Tuesday, November 10, 2015

The Responsibility of Power

For senior leaders, what responsibility do they have for the truth? Where is the line between supporting your senior civilian leaders, avoiding political entanglements, and also being able to maintain your credibility by telling the truth?

Two recent examples, one that was required and runs right up to the line, and the other somewhere in the middle.

First, over to the UK;
Jeremy Corbyn has accused the chief of the defence staff of political bias after he criticised the Labour leader's anti-nuclear stance.
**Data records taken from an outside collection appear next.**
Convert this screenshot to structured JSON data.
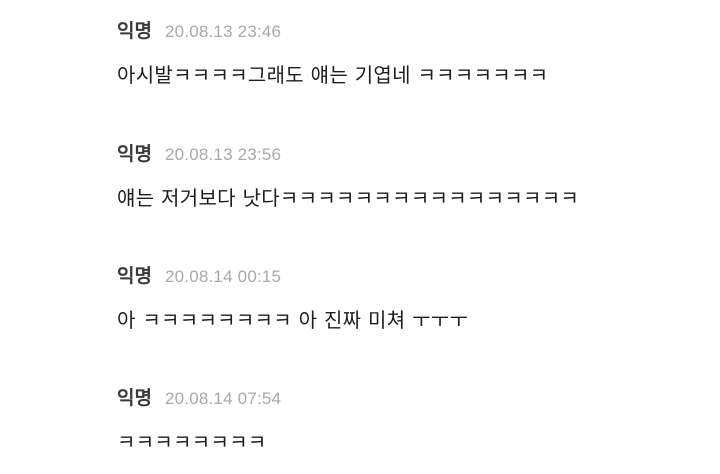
{
  "comments": [
    {
      "author": "익명",
      "time": "20.08.13 23:46",
      "text": "아시발ㅋㅋㅋㅋ그래도 얘는 기엽네 ㅋㅋㅋㅋㅋㅋㅋ"
    },
    {
      "author": "익명",
      "time": "20.08.13 23:56",
      "text": "얘는 저거보다 낫다ㅋㅋㅋㅋㅋㅋㅋㅋㅋㅋㅋㅋㅋㅋㅋㅋ"
    },
    {
      "author": "익명",
      "time": "20.08.14 00:15",
      "text": "아 ㅋㅋㅋㅋㅋㅋㅋㅋ 아 진짜 미쳐 ㅜㅜㅜ"
    },
    {
      "author": "익명",
      "time": "20.08.14 07:54",
      "text": "ㅋㅋㅋㅋㅋㅋㅋㅋ"
    }
  ]
}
Gen Sir Nicholas Houghton told the BBC's Andrew Marr that refusing to launch nuclear weapons would "seriously undermine" Britain's "deterrent".

And he said he would be worried if such a view "translated into power".

Mr Corbyn called on the defence secretary to "take action" against Sir Nicholas over his comments.
Watch the full video, and judge for yourself.

General Houghton only spoke truth. He was clear and direct, and knew he was close to the line - but when it comes to the truth in such serious areas, that is a hill worth dying on.

You can also see an example, this time of an American Admiral who, with easier questions and a bit more hedging, does what a senior leader in the military of a representative republic does - answers a question in a relatively honest way that passes the smell test.

I think he went a bit to far and a bit outside his lane by affirming the nuclear deal, (he could have left that out) but I'll give him a pass as the line is fuzzy, and he made the call as he saw fit;
"We're still concerned about Iran's behavior overall. Positive about the nuclear agreement, but concerned ... about some of their malign behavior related to other things unrelated to the nuclear issue," he said.

Aside from the nuclear negotiations, "I don't know that we've seen a change in behavior," he added, speaking aboard a P-8A Poseidon maritime patrol plane on display at the biennial show.
"The behavior we've seen is about what we've come to expect," he said. "They'll like to intercept our ships, especially the combatants, as they're going through the straits or in other places in the Gulf. They like to show that they can shoot weapons when they're in proximity."

In the heavily trafficked Strait of Hormuz, Iranian vessels have occasionally approached commercial ships passing through and told them they must fly an Iranian flag to ensure their safe passage, Donegan added.
About the same as the last Strait passage I did in '99. Routine. Anyone who expected Iran to act differently post-agreement, is a fool.

We need General and Flag officers who are willing to engage on the topics that involve our national defense, even if it does upset one political party or another. General Shinseki, USA (Ret) set another honorable example prior to the invasion of Iraq.

Responsibility of power is not just for the civilian leaders who lead our nations. It also applies to people with 3 or 4-stars who might find themselves in a place where they can sell their soul a bit, or just put out the truth in a respectful way and let history judge.